As we constantly compare our lives, basing happiness off of what others do or do not have we further avoid the acceptance of our own reality. Comparison is the immediate response to feeling inadequate, and though it may be condoned as “natural” it is extremely detrimental to mental and physical health. Using outside sources to determine if we “measure up”enables and encourages a system to find what is going wrong in our own lives, despite how well we may be doing. If ever a point where an individual does not feel that they are receiving the admiration or validation they deserve, which is more often than not, they go looking beyond themselves to decide why they aren’t good enough. This is referred to as Social Comparison Theory. This theory is based on two forms of comparison, upward and downward.
Upward comparison is looking up to the people who are clearly “better off” than ourselves- wishing for their situation because ours appears insignificant in comparison. As an example Facebook and other social media sites can be used as a vehicle for upward comparison. Looking through other people’s pictures you start to think ” Well I’ve never traveled to Europe, or saved orphans, my life must be less important.”
Downward comparison entails looking down on someone else to feel better about yourself. Seeing others who at one point “had it all” and then lost it, is a guilty pleasure across the globe. Why do you think reality television shows are so popular? The entertainment value is only prevalent because of the judgmental undertones. Another example is celebrity gossip. Many experience a temporary feel good for seeing how far someone has fallen. It makes us think, “Hey, maybe my life isn’t so bad after all. I’m doing much better than them.”
Ultimately I think that my research is reliant on a question of gratitude. Though it may seem a small task to acknowledge what we are thankful for it has the ability to change an entire way of thinking. Mark, from Authoring Your Life, is quoted saying ” I think that everybody has enough bad things going on in their life that if they focus on those, heck, you can feel bad very easily. Now I also believe that people have enough good things that if they focus on that and dwell on that that they’ll feel pretty good about life ( Magolda 78).” He goes on to say that “[If] you can be happy in many different environments, that’s wonderful. You’ve got a tremendous advantage (Page 79).”

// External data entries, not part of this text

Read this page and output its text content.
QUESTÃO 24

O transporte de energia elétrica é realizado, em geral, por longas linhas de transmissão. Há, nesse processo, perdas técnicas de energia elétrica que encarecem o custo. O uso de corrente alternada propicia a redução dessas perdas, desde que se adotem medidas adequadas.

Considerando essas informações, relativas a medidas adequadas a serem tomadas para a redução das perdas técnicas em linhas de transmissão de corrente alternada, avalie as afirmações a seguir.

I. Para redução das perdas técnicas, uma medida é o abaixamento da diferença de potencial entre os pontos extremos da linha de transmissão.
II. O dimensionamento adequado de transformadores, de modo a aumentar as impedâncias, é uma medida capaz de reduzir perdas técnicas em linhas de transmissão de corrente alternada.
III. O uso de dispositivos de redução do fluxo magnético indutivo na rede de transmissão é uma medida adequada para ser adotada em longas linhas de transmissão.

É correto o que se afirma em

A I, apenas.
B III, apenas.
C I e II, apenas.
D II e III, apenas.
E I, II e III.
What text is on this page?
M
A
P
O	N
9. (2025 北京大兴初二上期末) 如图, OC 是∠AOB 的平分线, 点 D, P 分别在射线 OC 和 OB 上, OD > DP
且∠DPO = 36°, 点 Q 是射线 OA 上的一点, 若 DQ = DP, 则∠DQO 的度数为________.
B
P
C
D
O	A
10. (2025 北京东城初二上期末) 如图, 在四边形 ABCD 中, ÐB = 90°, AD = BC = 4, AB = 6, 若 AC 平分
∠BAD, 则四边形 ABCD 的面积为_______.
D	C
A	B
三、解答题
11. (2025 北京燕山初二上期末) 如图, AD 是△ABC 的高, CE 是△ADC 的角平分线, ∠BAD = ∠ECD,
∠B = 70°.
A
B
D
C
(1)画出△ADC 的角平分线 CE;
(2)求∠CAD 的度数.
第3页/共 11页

What I took away from what Mark was saying is that circumstances have little to do with mental stability. Gratitude is a lifestyle choice. It means making a conscious effort to take control over the challenges standing in your way rather than being victimized by them. There is power in perception. With light and dark in any situation things can be looked at from either side, but no one is forcing a choice either way. You chose what you think.
…. This still hasn’t answered my question as to why people tend to lean towards looking at what is wrong as opposed to what is right.
During a class discussion we defined the constraints in Authoring Your Life as a subtle pressure to find something to whine about. I started to wonder if it is just human condition to always find something wrong in our lives. If yes, then why is this and what are the psychological and social implications of life never being good enough for us? How is overcoming this mentality possible?
Going through the book it became clear the extreme measures that the interviewees took to prove their worth to others. I identified this in myself, and want to look into the extent that societal claims and assumptions have over our lives, and what determines which assumptions are worth putting stock into.
Essentially the question would be where is the line drawn between an outside, likely uninformed belief, and what we accept as personality trait (or flaw).